3.2    Klaagster heeft haar klacht als volgt toegelicht:

Verweerder is onvoldoende duidelijk geweest over de financiële gevolgen voor klaagster bij het bereiken van de limiet. Klaagster heeft verweerder geen toestemming gegeven de limiet te overschrijden. Toen overschrijding van het maximum in zicht kwam, heeft verweerder klaagster verschillende malen verzekerd dat zij zich hierover geen zorgen hoefde te maken en dat hij dit met [de verzekeraar] zou regelen. Er is ook geen overeenstemming bereikt over het uurtarief dat verweerder in dit geval zou hanteren. Klaagster heeft onvoldoende financiële middelen om de verdere kosten van een advocaat te betalen.

4    FEITEN

    In overweging 2. heeft de raad vastgesteld van welke feiten in deze procedure wordt uitgegaan. De door de raad vastgestelde feiten, welke niet zijn betwist, vormen ook in hoger beroep het uitgangspunt.

5    BEOORDELING

5.1    Het onderzoek in hoger beroep heeft niet geleid tot andere beschouwingen en gevolgtrekkingen dan die vervat in de beslissing van de raad, waarmee het hof zich verenigt.      Voor zover verweerder in hoger beroep nog heeft gesteld dat de opgelegde waarschuwing veel te zwaar is, nu hem geen (groot) verwijt kan worden gemaakt en hoogstens sprake is van een ongelukkige samenloop van omstandigheden en onwetendheid aan zijn zijde, volgt het hof hem daarin niet. Het hof wijst erop dat zorgvuldigheid in financiële zaken een uitermate belangrijk uitgangspunt is, dat verweerder in deze zaak echter heeft veronachtzaamd.  De grieven van verweerder tegen de beslissing van de raad worden verworpen. De beslissing van de raad dient te worden bekrachtigd.

    BESLISSING

Het Hof van Discipline:

bekrachtigt de beslissing van de Raad van Discipline in het ressort ‘s Hertogenbosch van 2 februari 2015, gewezen onder nummer ZWB 89 2014.

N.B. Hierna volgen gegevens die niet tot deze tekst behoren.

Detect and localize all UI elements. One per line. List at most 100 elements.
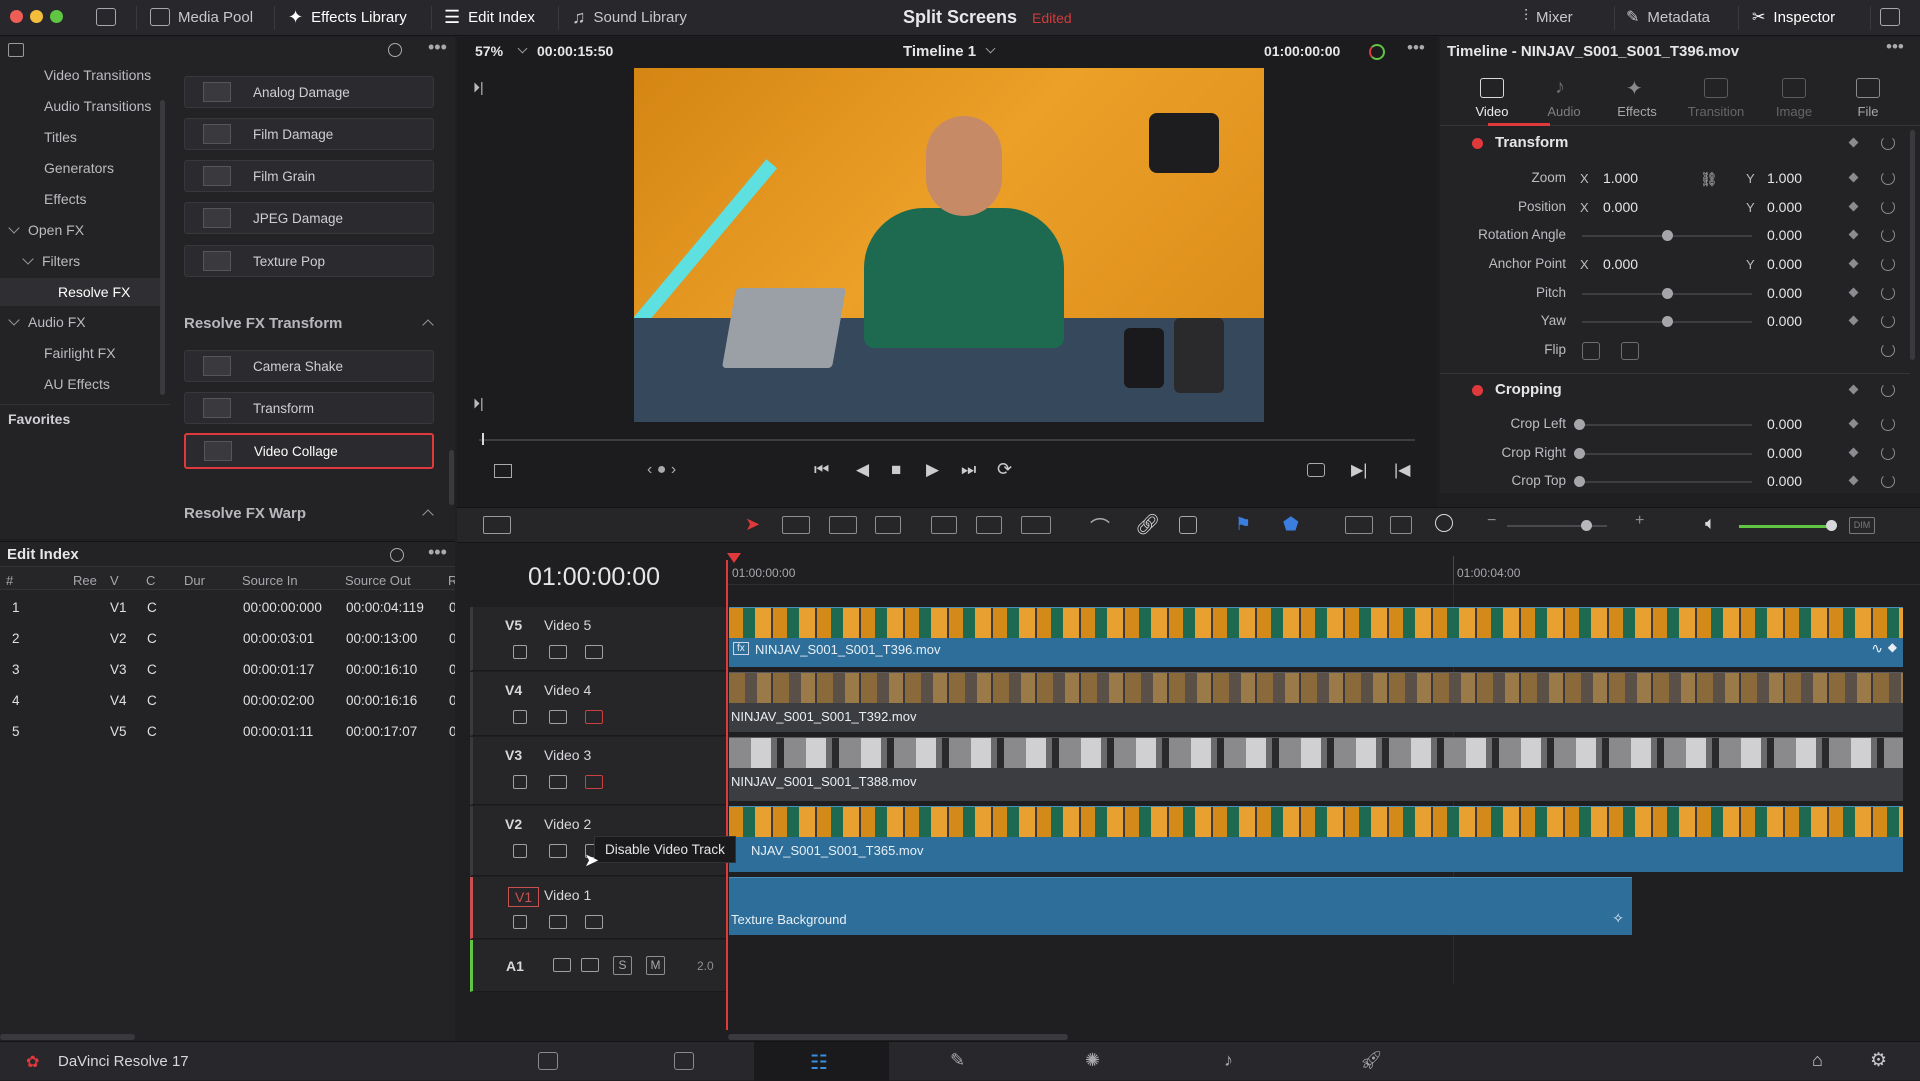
timeline-clip-v4[interactable]: NINJAV_S001_S001_T392.mov (729, 672, 1903, 732)
media-page-icon[interactable] (538, 1052, 558, 1070)
crop-right-value[interactable]: 0.000 (1767, 445, 1802, 461)
flag-icon[interactable]: ⚑ (1235, 514, 1251, 535)
mixer-button[interactable]: ⫶ Mixer (1524, 0, 1573, 34)
tree-scrollbar[interactable] (160, 100, 165, 395)
track-header-a1[interactable]: A1 S M 2.0 (470, 940, 726, 992)
maximize-window-button[interactable] (50, 10, 63, 23)
settings-gear-icon[interactable]: ⚙ (1870, 1049, 1887, 1072)
tab-transition-icon[interactable] (1704, 78, 1728, 98)
position-y-value[interactable]: 0.000 (1767, 199, 1802, 215)
position-lock-icon[interactable] (1179, 516, 1197, 534)
search-icon[interactable] (388, 43, 402, 57)
linked-selection-icon[interactable]: 🔗︎ (1135, 512, 1160, 537)
auto-track-select-icon[interactable] (549, 710, 567, 724)
timeline-clip-v1[interactable]: Texture Background ✧ (729, 877, 1632, 935)
sound-library-button[interactable]: ♫ Sound Library (572, 0, 687, 34)
timeline-clip-v3[interactable]: NINJAV_S001_S001_T388.mov (729, 737, 1903, 801)
skip-end-icon[interactable]: ⏵| (473, 395, 484, 412)
effect-film-grain[interactable]: Film Grain (184, 160, 434, 192)
edit-index-button[interactable]: ☰ Edit Index (444, 0, 535, 34)
stop-button[interactable]: ■ (891, 460, 901, 480)
lock-icon[interactable] (553, 958, 571, 972)
match-frame-icon[interactable] (1307, 463, 1325, 477)
zoom-in-icon[interactable]: + (1635, 512, 1644, 530)
search-icon[interactable] (390, 548, 404, 562)
timeline-scrollbar[interactable] (728, 1034, 1068, 1040)
reset-icon[interactable] (1881, 383, 1895, 397)
timeline-clip-v2[interactable]: NJAV_S001_S001_T365.mov (729, 806, 1903, 872)
effect-film-damage[interactable]: Film Damage (184, 118, 434, 150)
rotation-angle-slider-knob[interactable] (1662, 230, 1673, 241)
reset-icon[interactable] (1881, 314, 1895, 328)
minimize-window-button[interactable] (30, 10, 43, 23)
tree-audio-fx[interactable]: Audio FX (8, 314, 86, 330)
flip-vertical-button[interactable] (1621, 342, 1639, 360)
col-number[interactable]: # (6, 573, 13, 588)
position-x-value[interactable]: 0.000 (1603, 199, 1638, 215)
tab-video[interactable]: Video (1452, 104, 1532, 119)
media-pool-button[interactable]: Media Pool (150, 0, 253, 34)
timeline-playhead[interactable] (726, 560, 728, 1030)
favorites-section[interactable]: Favorites (0, 404, 170, 434)
auto-track-select-icon[interactable] (549, 844, 567, 858)
effect-analog-damage[interactable]: Analog Damage (184, 76, 434, 108)
insert-clip-icon[interactable] (931, 516, 957, 534)
toggle-video-track-icon[interactable] (585, 915, 603, 929)
volume-slider[interactable] (1739, 525, 1831, 528)
reset-icon[interactable] (1881, 417, 1895, 431)
tab-audio[interactable]: Audio (1524, 104, 1604, 119)
transform-enable-toggle[interactable] (1472, 138, 1483, 149)
speaker-icon[interactable]: 🔈︎ (1705, 513, 1716, 534)
viewer-scrubber[interactable] (479, 439, 1415, 441)
lock-icon[interactable] (513, 775, 527, 789)
yaw-value[interactable]: 0.000 (1767, 313, 1802, 329)
tree-fairlight-fx[interactable]: Fairlight FX (44, 345, 116, 361)
lock-icon[interactable] (513, 645, 527, 659)
lock-icon[interactable] (513, 844, 527, 858)
tab-video-icon[interactable] (1480, 78, 1504, 98)
col-source-in[interactable]: Source In (242, 573, 298, 588)
more-options-icon[interactable]: ••• (428, 37, 447, 58)
loop-button[interactable]: ⟳ (997, 459, 1012, 480)
video-disabled-icon[interactable] (585, 710, 603, 724)
next-edit-button[interactable]: ▶| (1351, 460, 1367, 480)
crop-left-slider[interactable] (1582, 424, 1752, 426)
track-header-v5[interactable]: V5 Video 5 (470, 607, 726, 671)
color-page-icon[interactable]: ✺ (1085, 1050, 1100, 1071)
col-duration[interactable]: Dur (184, 573, 205, 588)
effect-texture-pop[interactable]: Texture Pop (184, 245, 434, 277)
zoom-slider-knob[interactable] (1581, 520, 1592, 531)
sidebar-toggle-icon[interactable] (8, 43, 24, 57)
tree-video-transitions[interactable]: Video Transitions (44, 67, 151, 83)
timeline-selector[interactable]: Timeline 1 (903, 43, 976, 60)
rotation-angle-value[interactable]: 0.000 (1767, 227, 1802, 243)
crop-left-value[interactable]: 0.000 (1767, 416, 1802, 432)
solo-button[interactable]: S (613, 956, 632, 975)
cropping-header[interactable]: Cropping (1495, 381, 1562, 398)
dynamic-trim-icon[interactable] (829, 516, 857, 534)
tree-titles[interactable]: Titles (44, 129, 77, 145)
metadata-button[interactable]: ✎ Metadata (1626, 0, 1710, 34)
video-frame[interactable] (634, 68, 1264, 422)
zoom-y-value[interactable]: 1.000 (1767, 170, 1802, 186)
zoom-slider[interactable] (1507, 525, 1607, 527)
close-window-button[interactable] (10, 10, 23, 23)
sync-icon[interactable] (1369, 44, 1385, 60)
tab-file-icon[interactable] (1856, 78, 1880, 98)
pitch-slider-knob[interactable] (1662, 288, 1673, 299)
auto-track-select-icon[interactable] (549, 915, 567, 929)
trim-tool-icon[interactable] (782, 516, 810, 534)
yaw-slider-knob[interactable] (1662, 316, 1673, 327)
reset-icon[interactable] (1881, 474, 1895, 488)
pitch-value[interactable]: 0.000 (1767, 285, 1802, 301)
section-resolve-fx-transform[interactable]: Resolve FX Transform (184, 315, 434, 332)
col-clip[interactable]: C (146, 573, 155, 588)
effects-list-scrollbar[interactable] (449, 450, 454, 505)
scrubber-playhead[interactable] (482, 433, 484, 445)
blade-tool-icon[interactable] (875, 516, 901, 534)
play-reverse-button[interactable]: ◀ (856, 460, 869, 480)
tree-open-fx[interactable]: Open FX (8, 222, 84, 238)
effects-library-button[interactable]: ✦ Effects Library (288, 0, 407, 34)
keyframe-icon[interactable]: ◆ (1888, 640, 1897, 654)
timeline-playhead-head[interactable] (727, 553, 741, 563)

Aldus gewezen door mr. P.M.A. de Groot-van Dijken, voorzitter, mrs. A.R. Sturhoofd, M.M.H.P. Houben, H.J. de Groot en D.J.B. de Wolff, leden, in tegenwoordigheid van mr. N.A.M. Sinjorgo, griffier, en in het openbaar uitgesproken op 24 augustus 2015.

griffier    voorzitter                           

De beslissing is verzonden op 24 augustus 2015.